Gupta started her work with six children in her father's rented house in North Kolkata. In 2018 the number of inmates was 300. It is the only privately run facility of its kind. Voice of World started its South Kolkata Centre in 1998 in another house of Prabir Gupta. Residential Kindergarten School, Braille Press and the library is located there.
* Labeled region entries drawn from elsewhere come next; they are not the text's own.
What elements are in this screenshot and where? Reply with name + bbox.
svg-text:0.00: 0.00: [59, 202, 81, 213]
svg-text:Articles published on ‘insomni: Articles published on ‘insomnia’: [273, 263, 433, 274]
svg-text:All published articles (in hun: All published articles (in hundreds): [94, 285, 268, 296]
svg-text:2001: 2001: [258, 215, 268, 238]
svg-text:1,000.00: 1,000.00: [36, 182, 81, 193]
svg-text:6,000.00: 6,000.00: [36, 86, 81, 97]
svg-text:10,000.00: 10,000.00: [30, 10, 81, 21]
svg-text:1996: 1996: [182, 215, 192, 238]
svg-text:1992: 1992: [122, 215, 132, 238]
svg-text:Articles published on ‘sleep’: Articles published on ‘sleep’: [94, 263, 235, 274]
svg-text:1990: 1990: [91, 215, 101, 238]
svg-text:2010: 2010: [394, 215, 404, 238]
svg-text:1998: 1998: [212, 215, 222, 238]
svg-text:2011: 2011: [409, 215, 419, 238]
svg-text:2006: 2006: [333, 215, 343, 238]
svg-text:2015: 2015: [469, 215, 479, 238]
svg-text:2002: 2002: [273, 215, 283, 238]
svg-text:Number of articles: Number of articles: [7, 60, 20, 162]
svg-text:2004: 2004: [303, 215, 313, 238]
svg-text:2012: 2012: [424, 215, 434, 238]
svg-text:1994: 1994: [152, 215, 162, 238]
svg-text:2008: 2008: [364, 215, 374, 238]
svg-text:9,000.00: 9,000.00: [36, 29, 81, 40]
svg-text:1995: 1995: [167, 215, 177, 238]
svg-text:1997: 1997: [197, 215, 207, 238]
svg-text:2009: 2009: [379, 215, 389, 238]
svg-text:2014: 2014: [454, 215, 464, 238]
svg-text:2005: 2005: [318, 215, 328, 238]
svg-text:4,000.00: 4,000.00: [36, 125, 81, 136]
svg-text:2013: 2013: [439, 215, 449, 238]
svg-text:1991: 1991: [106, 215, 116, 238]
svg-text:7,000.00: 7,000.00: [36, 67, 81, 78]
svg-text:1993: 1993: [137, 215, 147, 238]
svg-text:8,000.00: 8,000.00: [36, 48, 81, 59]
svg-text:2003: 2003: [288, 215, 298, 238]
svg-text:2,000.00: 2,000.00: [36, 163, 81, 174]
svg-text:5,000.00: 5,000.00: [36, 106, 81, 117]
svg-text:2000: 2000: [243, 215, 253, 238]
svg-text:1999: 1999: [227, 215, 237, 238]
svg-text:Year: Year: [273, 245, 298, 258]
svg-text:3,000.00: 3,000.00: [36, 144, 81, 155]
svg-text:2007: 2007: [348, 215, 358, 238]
In recognition of her services, Indian President Ramnath Kovind awarded Gupta with the Nari Shakti (women empowerment) award on 8 March 2018.

==The charity==

Voice Of World's inmates are orphan or from under-privileged families. Along with their free education they experience various sports including mountaineering and trekking. In 2018 she introduced coastal trek for disabled inmates. After completion of education of inmates, she and her NGO take care of rehabilitation of inmates, especially visually disabled girls.

==Major works==
- 1992 She founded 'Voice of World' NGO which works for visually impaired and disabled orphaned children in Eastern India.
- 1997 Started residential facility for 300 residential and 3000 non residential beneficiaries.
- 2001 developed transliteration software to transfer Bengali word documents in to Braille.
- Set up a home in Rishra for visually disabled women pursuing Higher Education
- Her NGO runs a Teachers training college where disabled students get scholarship

== Awards and honours ==
- 8 March 2018: Nari Shakti Puraskar (Women Power Award), highest civilian award for women in India.